Adapun langkah-langkah yang mesti dibudayakan pada diri penulis antara lain adalah: Pertama, memperbanyak kosa kata yang berkenaan dengan masalah yang akan diungkapkan ke dalam tulisan. Dengan terkumpulnya perbendaharaan kata-kata yang relevan dengan tema yang akan diusung, maka sang penulis tidak akan terbata-bata di dalam menuntaskannya. Tulisan akan cerah karena kayanya khazanah kosa kata yang didambakan. Untuk itu, iqrak satu-satunya jalan pengumpulan kosa kata. Kedua, mengutamakan yang aktual. Apabila sang penulis ingin memproduksikan artikel populer misalnya, penulis harus jeli dalam membidik masalah-masalah baru yang kian mengudara dalam berbagai aspek kehidupan. Dengannya, keinginan pemabacanya meninggi dibandingkan dengan hal-hal yang telah berlalu.

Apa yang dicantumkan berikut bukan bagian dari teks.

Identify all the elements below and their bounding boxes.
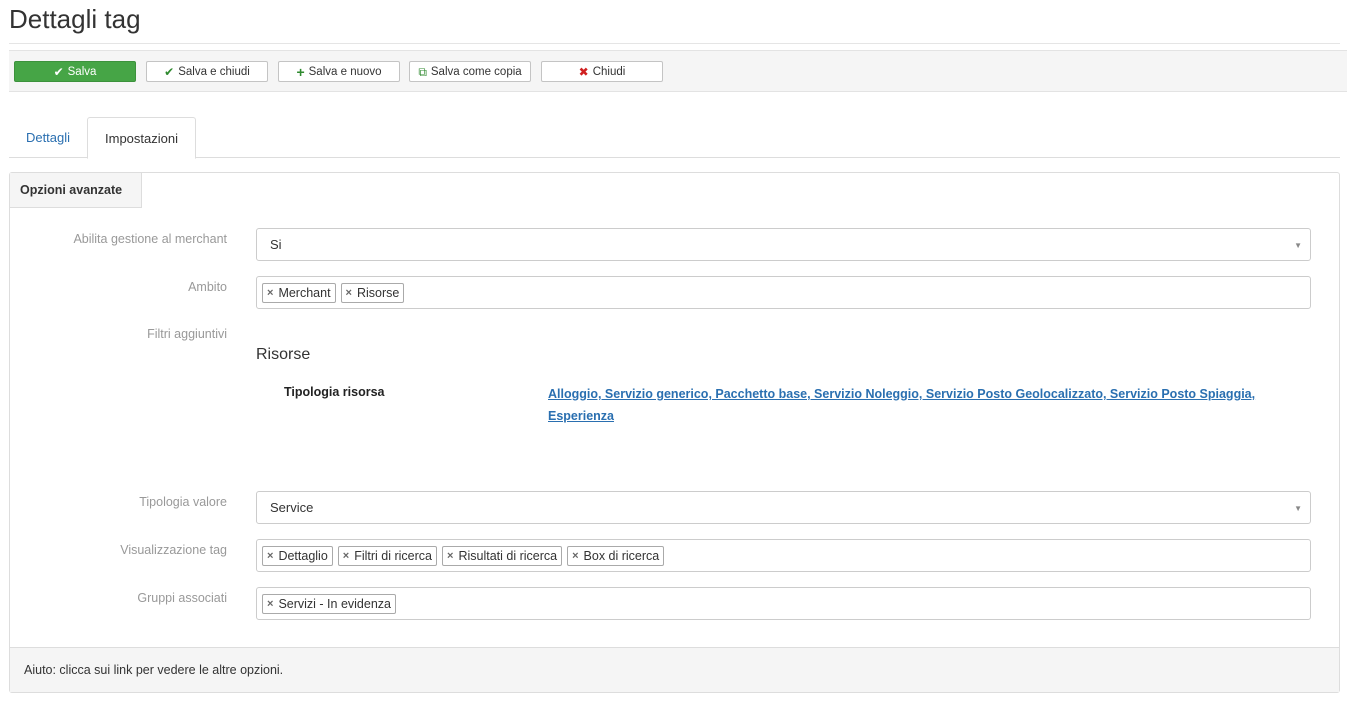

Seterusnya yang ketiga, penulis hendaklah memperteguh keberanian untuk mencoba mencipta. Dalam hal ini, percaya diri atau optimis harus dikedepankan daripada ragu-ragu atau pesimis. Manakala rasa percaya diri itu telah tersemat di dalam jiwanya, tantangan apa pun akan dihadapinya dengan bijak, yang penting tujuannya tercapai. Keempat, sang penulis penting menjaga fokus saat menciptakan karyanya itu. Masalah apa saja yang akan diungkapkan, fokus lumrah dijadikan teman setia. Bila fokusnya hilang, daya cipta akan terbang melanglang buana ke arah yang tak diharapkan. Ini menandakan bahwa fokos itu menjadi patokan di dalam menulis. Kelima, memotivasi diri. Agar penulis mampu bergerak ke arah lahirnya tulisan/karangan, dia wajib memotivasi dirinya untuk menulis. Secara psikologis, tak kan berarti motivasi dari luar andaikata motivasi dari dalam  dirinya tak pernah ada.
Selain kelima  langkah tersebut, yang tak kalah penting diacu adalah berlapang dada. Perkara kritikan mungkin akan dilontarkan oleh pembaca nantinya. Pemilik karangan atau tulisan jauh-jauh hari layak untuk mewanti-wanti akan adanya bisikan pro dan kontra terhadap tulisannya itu. Sehingga, apabila memang itu terjadi ketimpangan dalam diri pembaca, kita sebagai pemiliknya akan merasa aman menghadapinya.
Kritikan apa pun yang bakal muncul, kita harus waspada dan dapat menerima dengan senang hati. Karena sesungguhnya, kritikan itu biasanya wujudnya bersifat konstruktif. Penulis yang kritis adalah pembaca yang kritis. Sudah pasti kritikan tersebut bertujuan agar sang penulis lebih berhati-hati di dalam menalar ke dalam semua alur yang dikreasikan. Mungkin yang dikritisi itu masalah data atau fakta, bahkan juga kata-kata yang kurang relevan dengan objek atau subjek yang disuguhkan atau diunggah dalam karya dimaksud. Andaikan memang terjadi seperti usutan/hasutan pembaca, menunjukkan bahwa karya kita memang diminatinya. Hanya saja rubrik atau artikel-artikel selanjutnya akan lebih potensial, baik dari bahasa, data, dan fakta yang objektif.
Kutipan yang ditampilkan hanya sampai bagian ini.